The point I want to raise is on page 10 of the Treasurer’s speech, where it says:

Speaker, every Victorian has the right to feel safe in their communities and in their homes.

In the past 19 years, 7000 additional police officers have been funded — all of them under Labor governments.

That is factually incorrect, and I do not understand how the Department of Treasury and Finance have actually allowed the Treasurer to put something like that in the budget speech and have authorised that that is true and fair. It is just blatantly wrong, and for Treasury and Finance to support what the Treasurer has said also leads to a credibility problem.

Let us just go to the facts. It is true that in the run-up to the 2010 election Labor promised an extra 1700 new police. There is no question about that, so I support that fact. I also support the fact that they had a budget of around $600 million in the 2010–11 budget. There is no question that $600 million was put aside to fund the 1700 new police. What they conveniently forget is that we made a similar promise. We made a promise running up to the 2010 election that, because there were ongoing increases in crime, we would make a significant increase in police and also put protective services officers (PSOs) on the train stations. What did the then Labor government call the protective services officers? Plastic police. They had no time for them; they had no support for them. They supported police, but they had no time for PSO policies.

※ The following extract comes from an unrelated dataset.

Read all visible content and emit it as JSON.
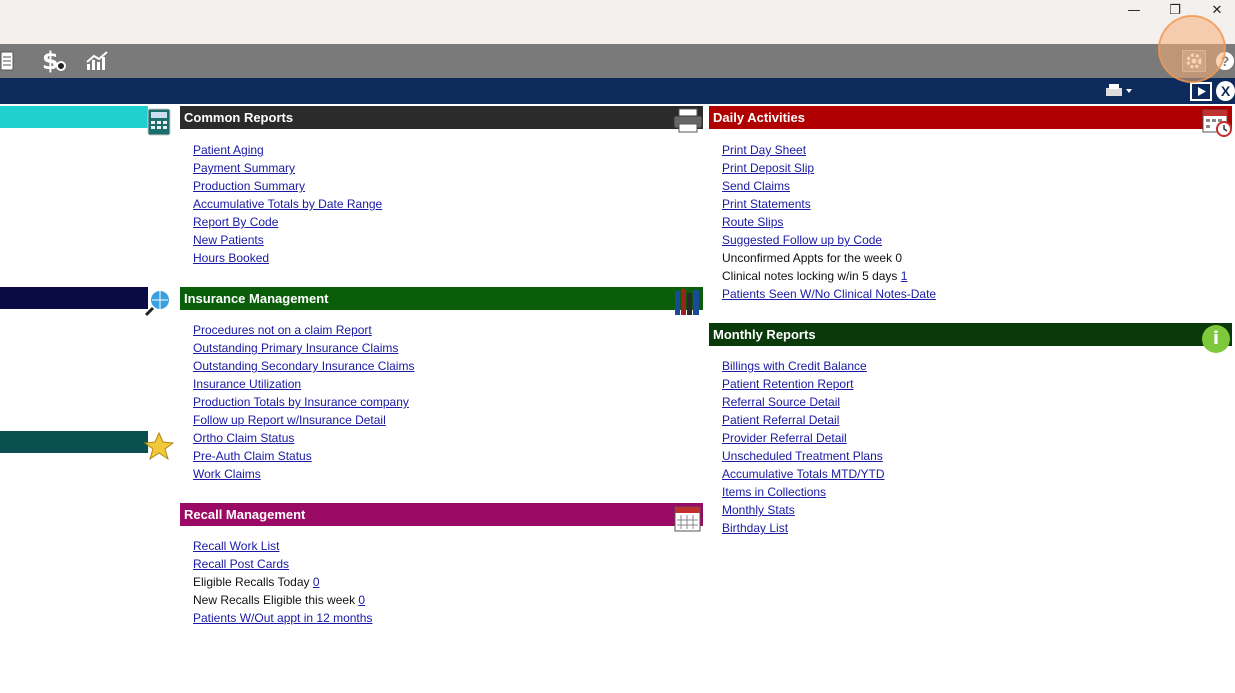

When we came into government in 2010 we had the writedown of the GST and stamp duty. It is very clear to see that where we had promised 1700 frontline police and 940 PSOs we had them as a budget item. The issue then became: how do we actually fund those police? The situation was that when the GST was written down in February 2011, the writedown of GST and stamp duty was $8.3 billion, so the $600 million that had been put aside in the 2010–11 budget by the previous Labor government was wiped out. There was no funding for the promised police because there had been a writedown of $8.3 billion in the GST and also the amount of stamp duty.

With that massive writedown over the forward estimates period the $600 million was completely eliminated. The funding of the 1700 police and the 940 PSOs was fully funded by the Baillieu-Napthine governments between 2010 and 2014. They are the facts. They were the financial and economic decisions made by the Baillieu-Napthine governments that fully funded those 1700 police. In fact, although the promise was for 1700 police, the actual delivery in that four years was 1900 police and it was closer to 1000 PSOs, so we actually overdelivered on what we promised in 2010 — and they were all funded by the Baillieu-Napthine governments.

Another issue I would like to raise is that of accuracy in regard to the Treasurer saying:

… Victoria is the safest it’s been for a decade …

I am just wondering again why Treasury would allow the Treasurer to write something which again is factually incorrect.

The shadow Minister for Police, Ed O’Donohue, has based his figures on not just Liberal Party figures or National Party figures. They actually come from the Victorian Crime Statistics Agency, which was set up by the previous Liberal-National government. The reason we set it up was that we did not trust Labor. We could not trust Labor on crime stats. We saw what the chief commissioner did. He selectively released a number of crime stats running up to 2010, so we made an election commitment that in order for Victorians to have true and fair crime stats there would be a Victorian Crime Statistics Agency. The shadow Minister for Police has released a significant number of stats to disprove what the Treasurer has said.